What Just Happened is a 2008 American satirical comedy-drama directed by Barry Levinson and starring Robert De Niro. The supporting cast includes Catherine Keener, Robin Wright, Stanley Tucci, Moon Bloodgood, John Turturro, Sean Penn, Michael Wincott, Kristen Stewart and Bruce Willis. It is an independent film produced by 2929 Productions, Art Linson Productions and Tribeca Productions, and it was released on October 17, 2008.

The film is based on the 2002 book What Just Happened? Bitter Hollywood Tales from the Front Line by Art Linson about his experiences as a producer in Hollywood. This film was shown at the Cannes Film Festival on May 25, 2008.

==Plot==
Ben, a veteran Hollywood producer, is suffering a number of professional and personal problems. His latest film, Fiercely, has a disastrous test screening, mostly because of its ending, which features the murder of its main character, played by Sean Penn, along with his pet dog.

Ben and his maverick British director Jeremy Brunell plead their case to studio executive Lou Tarnow. She accuses Ben of filming the dog's killing only so that he could use it as a "bargaining chip", to make it easier to negotiate against cutting other problematic scenes. Lou threatens to pull Ben's movie from Cannes and take over editing unless at least the dog's death is removed. Jeremy adamantly refuses, throwing a tantrum.

Adding to Ben's problems, he has trouble making a clean break from Kelly, his second wife. Ben soon discovers that his wife is having an affair with Scott Solomon, a married screenwriter with whom Ben has previously worked. Scott has a screenplay that he is trying to get off the ground, to which Brad Pitt soon becomes attached.

Lastly, the studio is threatening to cancel a planned Bruce Willis movie because of the star's unwillingness to shave the large, thick beard that he has grown. Ben's career hinges on the fate of the film but any attempt to reason with Willis inevitably meets with a violent, adamant response against.

Ultimately, Jeremy relents and re-edits the ending of Fiercely to have the dog survive. Ben tries to persuade Willis' agent Dick Bell to reason with him and have the beard removed but his efforts result with Dick being fired. Nonetheless, Willis does eventually shave off his beard and the film's production continues.

A week later, Ben, Lou and Jeremy attend Cannes, hopeful that they may take a Palme d'Or award. Unfortunately, and without telling Ben or Lou, Jeremy has re-edited Fiercely again, not only killing the dog but adding nearly a full minute of bullets being shot into their bodies. While the new ending destroys the film's chances of a Palme d'Or and angers many in the audience, others eagerly applaud the final version of the film, including Penn. Lou is not impressed, and immediately leaves Cannes on the studio's private jet, leaving Ben stranded in France.

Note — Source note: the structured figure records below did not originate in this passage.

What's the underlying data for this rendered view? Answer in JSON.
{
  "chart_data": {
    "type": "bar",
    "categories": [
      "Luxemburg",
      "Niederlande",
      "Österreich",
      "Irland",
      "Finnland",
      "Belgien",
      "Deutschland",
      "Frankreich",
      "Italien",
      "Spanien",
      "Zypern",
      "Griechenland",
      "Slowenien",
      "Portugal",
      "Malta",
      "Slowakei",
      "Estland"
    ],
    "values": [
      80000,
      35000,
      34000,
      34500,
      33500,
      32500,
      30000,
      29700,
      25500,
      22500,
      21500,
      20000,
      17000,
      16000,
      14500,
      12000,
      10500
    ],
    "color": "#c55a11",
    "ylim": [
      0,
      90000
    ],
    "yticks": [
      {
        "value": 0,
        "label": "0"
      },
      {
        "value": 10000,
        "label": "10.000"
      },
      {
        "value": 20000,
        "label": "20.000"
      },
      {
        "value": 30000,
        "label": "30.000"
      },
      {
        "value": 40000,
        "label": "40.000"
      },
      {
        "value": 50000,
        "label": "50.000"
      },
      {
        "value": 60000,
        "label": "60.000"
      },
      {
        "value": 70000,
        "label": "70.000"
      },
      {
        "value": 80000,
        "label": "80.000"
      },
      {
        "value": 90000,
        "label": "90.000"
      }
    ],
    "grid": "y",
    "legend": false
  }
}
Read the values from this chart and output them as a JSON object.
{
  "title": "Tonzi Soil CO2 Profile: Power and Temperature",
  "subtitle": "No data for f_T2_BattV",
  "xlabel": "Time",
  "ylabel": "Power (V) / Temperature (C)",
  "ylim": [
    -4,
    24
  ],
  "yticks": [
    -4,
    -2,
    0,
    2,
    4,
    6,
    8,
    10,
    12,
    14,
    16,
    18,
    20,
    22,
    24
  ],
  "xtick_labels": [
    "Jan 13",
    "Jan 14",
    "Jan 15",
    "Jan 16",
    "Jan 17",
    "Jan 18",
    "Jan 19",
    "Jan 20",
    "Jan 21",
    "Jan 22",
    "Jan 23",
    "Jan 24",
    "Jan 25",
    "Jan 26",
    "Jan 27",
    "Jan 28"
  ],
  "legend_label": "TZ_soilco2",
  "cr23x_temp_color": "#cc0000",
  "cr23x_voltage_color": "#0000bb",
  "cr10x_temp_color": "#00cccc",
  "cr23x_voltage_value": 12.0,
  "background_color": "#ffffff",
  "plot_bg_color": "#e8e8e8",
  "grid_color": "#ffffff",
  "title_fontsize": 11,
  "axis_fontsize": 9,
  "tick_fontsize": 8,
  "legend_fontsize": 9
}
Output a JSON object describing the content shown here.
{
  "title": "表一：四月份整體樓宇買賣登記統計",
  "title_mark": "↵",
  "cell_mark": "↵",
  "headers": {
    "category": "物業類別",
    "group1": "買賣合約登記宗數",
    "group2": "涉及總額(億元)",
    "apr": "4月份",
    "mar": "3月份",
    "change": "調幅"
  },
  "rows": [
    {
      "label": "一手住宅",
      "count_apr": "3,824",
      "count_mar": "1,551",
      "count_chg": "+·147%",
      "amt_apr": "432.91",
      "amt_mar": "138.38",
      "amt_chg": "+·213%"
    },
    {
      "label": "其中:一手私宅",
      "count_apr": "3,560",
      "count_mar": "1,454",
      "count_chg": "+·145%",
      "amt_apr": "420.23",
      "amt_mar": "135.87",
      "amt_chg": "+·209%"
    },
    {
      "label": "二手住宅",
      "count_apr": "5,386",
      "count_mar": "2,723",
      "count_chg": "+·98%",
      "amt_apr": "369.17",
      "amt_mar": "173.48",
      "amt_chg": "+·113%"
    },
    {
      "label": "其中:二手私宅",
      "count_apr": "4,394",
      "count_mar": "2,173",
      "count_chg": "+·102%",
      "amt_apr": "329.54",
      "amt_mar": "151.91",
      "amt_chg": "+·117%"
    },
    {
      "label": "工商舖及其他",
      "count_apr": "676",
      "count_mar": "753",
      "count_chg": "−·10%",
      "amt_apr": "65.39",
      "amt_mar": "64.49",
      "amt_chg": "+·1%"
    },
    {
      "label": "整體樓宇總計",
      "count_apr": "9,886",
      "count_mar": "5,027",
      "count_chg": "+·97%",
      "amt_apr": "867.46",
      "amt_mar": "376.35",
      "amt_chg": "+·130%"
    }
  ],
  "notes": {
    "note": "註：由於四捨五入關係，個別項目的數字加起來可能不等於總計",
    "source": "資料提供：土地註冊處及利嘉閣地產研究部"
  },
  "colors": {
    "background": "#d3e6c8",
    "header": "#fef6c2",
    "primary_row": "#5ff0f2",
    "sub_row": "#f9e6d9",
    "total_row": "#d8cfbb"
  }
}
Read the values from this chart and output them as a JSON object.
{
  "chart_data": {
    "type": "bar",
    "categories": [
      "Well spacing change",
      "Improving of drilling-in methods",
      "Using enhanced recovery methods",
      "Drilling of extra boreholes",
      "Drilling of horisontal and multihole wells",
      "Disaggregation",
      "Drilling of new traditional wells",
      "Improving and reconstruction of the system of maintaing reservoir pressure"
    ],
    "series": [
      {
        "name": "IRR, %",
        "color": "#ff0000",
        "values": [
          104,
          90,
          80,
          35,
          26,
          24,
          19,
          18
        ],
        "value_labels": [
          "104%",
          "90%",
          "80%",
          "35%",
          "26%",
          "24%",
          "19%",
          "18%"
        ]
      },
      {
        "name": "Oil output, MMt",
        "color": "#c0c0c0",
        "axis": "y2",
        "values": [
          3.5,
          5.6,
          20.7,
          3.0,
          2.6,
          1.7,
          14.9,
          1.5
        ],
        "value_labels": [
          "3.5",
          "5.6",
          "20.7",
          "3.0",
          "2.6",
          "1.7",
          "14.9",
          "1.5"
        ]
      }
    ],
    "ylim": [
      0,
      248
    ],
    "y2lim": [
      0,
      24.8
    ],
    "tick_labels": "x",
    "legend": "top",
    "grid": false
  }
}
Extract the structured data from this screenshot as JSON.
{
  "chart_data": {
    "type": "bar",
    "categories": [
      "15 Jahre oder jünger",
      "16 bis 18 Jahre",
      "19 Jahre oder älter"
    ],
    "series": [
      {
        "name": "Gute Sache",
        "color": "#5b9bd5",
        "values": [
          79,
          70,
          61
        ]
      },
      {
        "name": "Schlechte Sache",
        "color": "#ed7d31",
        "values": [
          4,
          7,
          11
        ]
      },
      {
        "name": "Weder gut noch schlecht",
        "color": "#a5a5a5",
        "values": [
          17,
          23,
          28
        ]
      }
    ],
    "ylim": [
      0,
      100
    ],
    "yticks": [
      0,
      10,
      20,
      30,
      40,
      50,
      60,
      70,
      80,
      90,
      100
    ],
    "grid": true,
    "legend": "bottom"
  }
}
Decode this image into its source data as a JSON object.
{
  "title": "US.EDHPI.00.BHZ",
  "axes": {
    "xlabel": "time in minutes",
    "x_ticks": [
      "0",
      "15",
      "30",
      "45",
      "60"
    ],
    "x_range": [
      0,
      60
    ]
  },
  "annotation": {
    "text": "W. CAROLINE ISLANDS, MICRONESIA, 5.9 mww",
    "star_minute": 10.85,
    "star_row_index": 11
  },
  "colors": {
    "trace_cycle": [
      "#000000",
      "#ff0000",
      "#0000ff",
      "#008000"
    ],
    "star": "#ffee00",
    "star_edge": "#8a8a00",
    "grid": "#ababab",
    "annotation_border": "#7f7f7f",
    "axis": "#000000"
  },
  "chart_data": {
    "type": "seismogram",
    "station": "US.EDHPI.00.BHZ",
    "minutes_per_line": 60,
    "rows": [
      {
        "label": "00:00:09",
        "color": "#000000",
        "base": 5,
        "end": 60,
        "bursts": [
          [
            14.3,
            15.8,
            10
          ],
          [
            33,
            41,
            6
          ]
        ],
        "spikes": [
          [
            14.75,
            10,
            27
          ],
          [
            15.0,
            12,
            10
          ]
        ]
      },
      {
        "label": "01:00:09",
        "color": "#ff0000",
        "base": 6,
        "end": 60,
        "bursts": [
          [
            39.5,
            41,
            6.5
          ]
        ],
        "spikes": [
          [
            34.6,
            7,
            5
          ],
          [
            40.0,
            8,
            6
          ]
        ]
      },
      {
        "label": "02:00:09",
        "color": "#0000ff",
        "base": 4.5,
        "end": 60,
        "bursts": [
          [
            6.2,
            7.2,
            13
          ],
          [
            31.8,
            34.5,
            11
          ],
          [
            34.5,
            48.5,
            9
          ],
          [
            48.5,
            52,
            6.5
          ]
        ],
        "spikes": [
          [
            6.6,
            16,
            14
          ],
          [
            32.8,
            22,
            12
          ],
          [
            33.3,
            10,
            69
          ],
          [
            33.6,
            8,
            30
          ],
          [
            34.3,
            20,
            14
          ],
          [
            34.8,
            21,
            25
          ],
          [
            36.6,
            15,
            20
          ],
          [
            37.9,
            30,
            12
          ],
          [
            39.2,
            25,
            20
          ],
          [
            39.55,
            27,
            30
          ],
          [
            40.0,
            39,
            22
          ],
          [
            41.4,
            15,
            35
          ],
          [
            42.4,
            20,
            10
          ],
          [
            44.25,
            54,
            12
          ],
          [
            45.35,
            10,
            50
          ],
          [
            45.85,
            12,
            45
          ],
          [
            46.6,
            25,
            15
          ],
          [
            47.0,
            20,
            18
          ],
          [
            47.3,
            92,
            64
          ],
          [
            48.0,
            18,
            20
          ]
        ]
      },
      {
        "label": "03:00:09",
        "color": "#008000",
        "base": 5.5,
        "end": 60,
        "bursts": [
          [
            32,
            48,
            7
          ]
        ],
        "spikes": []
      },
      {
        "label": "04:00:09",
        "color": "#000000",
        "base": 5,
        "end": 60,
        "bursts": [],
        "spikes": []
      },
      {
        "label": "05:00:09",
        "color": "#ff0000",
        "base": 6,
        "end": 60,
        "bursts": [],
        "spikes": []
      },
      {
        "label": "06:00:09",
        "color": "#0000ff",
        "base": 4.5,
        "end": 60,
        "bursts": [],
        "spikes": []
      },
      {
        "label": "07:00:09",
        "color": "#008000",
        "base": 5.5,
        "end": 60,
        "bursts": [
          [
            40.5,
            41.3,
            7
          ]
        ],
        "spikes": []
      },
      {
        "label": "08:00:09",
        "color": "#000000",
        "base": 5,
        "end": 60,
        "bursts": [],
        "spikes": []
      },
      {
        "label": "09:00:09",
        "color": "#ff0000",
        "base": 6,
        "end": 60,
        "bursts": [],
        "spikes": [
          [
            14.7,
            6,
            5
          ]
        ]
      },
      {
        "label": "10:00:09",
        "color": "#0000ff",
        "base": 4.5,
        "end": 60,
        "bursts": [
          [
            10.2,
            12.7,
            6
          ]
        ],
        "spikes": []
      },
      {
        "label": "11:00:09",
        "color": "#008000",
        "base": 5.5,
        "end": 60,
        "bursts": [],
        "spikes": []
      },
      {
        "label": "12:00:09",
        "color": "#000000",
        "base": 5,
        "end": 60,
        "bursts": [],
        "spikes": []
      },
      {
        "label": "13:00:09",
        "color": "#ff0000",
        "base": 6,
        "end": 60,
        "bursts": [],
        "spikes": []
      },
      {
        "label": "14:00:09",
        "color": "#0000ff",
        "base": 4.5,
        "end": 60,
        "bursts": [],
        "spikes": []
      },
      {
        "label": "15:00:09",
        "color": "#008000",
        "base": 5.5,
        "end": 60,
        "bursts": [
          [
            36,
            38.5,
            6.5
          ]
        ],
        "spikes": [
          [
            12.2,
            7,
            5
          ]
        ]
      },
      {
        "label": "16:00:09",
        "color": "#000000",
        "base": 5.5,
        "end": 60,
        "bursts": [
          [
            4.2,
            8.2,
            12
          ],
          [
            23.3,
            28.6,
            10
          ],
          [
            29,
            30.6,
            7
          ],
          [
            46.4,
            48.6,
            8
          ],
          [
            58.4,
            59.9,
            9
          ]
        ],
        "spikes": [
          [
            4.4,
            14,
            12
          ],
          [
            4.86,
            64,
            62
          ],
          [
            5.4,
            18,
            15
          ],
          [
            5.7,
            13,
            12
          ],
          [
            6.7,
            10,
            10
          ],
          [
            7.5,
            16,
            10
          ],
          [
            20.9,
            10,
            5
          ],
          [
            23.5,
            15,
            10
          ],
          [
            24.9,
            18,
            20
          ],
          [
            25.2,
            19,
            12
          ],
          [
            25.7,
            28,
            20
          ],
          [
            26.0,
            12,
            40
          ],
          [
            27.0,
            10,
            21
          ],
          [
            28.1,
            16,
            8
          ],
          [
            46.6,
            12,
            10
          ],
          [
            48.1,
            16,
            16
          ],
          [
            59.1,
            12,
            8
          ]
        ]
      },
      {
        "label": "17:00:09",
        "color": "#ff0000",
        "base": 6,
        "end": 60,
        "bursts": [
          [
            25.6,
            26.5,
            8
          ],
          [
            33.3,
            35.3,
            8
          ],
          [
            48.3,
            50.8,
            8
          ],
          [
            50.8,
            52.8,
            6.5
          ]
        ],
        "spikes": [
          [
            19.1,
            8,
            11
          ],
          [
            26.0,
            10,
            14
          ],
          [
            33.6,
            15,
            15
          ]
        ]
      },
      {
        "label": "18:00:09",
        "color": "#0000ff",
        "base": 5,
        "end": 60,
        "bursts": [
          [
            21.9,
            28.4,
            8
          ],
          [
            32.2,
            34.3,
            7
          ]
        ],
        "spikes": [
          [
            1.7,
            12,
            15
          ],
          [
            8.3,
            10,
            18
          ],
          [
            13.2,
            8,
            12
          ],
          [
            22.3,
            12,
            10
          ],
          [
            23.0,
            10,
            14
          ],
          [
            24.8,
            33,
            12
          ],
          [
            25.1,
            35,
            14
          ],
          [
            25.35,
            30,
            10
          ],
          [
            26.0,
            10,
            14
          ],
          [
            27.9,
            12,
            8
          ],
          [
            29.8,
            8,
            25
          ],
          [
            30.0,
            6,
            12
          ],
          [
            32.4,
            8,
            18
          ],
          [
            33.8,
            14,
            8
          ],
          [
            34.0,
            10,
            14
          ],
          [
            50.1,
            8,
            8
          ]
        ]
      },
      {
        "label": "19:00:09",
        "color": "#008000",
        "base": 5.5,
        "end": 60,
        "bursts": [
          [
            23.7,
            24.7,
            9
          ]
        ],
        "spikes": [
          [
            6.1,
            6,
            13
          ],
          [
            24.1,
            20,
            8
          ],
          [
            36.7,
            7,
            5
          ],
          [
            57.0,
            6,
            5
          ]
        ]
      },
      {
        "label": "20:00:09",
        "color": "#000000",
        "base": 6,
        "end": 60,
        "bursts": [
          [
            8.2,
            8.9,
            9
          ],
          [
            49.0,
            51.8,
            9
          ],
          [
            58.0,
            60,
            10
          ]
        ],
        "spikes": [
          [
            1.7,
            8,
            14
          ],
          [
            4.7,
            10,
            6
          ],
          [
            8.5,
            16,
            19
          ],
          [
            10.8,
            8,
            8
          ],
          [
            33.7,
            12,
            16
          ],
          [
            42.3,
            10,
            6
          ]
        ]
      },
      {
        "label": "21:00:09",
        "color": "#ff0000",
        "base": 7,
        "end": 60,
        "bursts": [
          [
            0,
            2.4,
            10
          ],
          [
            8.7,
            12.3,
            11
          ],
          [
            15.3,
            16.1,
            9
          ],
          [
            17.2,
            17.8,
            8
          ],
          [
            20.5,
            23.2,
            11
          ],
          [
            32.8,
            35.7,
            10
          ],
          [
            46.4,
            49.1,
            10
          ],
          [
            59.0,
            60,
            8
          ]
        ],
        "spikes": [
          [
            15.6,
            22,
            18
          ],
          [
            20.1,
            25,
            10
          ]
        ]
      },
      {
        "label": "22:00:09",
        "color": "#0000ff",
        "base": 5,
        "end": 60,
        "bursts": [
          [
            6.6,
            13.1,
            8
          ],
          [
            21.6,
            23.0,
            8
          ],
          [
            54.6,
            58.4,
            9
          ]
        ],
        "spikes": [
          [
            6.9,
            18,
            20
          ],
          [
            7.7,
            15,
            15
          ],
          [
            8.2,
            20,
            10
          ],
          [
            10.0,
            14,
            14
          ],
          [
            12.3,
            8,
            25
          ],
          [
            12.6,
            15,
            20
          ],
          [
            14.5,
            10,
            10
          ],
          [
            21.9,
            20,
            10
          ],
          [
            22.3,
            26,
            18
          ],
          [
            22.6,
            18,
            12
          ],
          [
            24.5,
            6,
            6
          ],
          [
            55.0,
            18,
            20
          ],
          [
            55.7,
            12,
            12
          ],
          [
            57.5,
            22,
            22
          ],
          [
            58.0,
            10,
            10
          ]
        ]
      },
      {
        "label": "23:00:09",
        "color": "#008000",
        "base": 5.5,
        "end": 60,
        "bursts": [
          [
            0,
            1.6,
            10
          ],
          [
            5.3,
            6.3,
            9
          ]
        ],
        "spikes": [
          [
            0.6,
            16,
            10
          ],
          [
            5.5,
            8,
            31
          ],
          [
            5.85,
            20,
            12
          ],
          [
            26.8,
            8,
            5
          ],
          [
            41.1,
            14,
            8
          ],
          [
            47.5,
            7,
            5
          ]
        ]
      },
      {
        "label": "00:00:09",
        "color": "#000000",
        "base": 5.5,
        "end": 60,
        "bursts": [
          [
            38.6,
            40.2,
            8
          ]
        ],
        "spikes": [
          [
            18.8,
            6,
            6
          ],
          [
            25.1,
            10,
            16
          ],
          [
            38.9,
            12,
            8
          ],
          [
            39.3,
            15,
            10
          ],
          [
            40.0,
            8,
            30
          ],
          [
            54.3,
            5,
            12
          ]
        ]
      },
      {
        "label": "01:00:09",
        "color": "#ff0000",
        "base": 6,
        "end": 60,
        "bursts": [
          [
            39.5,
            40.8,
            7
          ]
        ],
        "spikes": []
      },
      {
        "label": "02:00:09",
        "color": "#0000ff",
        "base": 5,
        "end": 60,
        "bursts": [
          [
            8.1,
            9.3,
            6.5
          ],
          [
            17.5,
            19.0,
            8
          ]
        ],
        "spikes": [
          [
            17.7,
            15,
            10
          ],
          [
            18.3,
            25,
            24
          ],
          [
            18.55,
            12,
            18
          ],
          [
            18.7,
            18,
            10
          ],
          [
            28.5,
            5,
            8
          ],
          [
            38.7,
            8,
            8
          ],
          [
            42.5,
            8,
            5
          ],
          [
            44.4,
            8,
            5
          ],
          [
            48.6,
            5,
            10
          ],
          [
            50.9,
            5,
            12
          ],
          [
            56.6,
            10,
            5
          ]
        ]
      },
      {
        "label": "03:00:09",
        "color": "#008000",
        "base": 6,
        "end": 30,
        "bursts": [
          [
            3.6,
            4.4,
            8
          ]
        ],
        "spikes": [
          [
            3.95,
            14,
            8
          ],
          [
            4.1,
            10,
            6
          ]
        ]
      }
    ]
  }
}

Ben eventually makes it home, in time for a photo shoot of Hollywood's top thirty producers with Vanity Fair, although after the magazine's publishers hear about the debacle in Cannes, Ben is relegated to the far edge of the photo, meaning that he will be barely noticeable.

==Production==
Principal photography began on March 22, 2007. Most of the exterior shots were filmed in Los Angeles. In April 2007, the production moved to Connecticut due to tax credit incentives offered by the state. Interior shots were filmed there, including in Stamford, Bridgeport, Shelton, Ridgefield and Greenwich.

==Critical reception==
 Metacritic, which uses a weighted average, assigned the a score of 51 out of 100, based on 18 critics, indicating "mixed or average" reviews.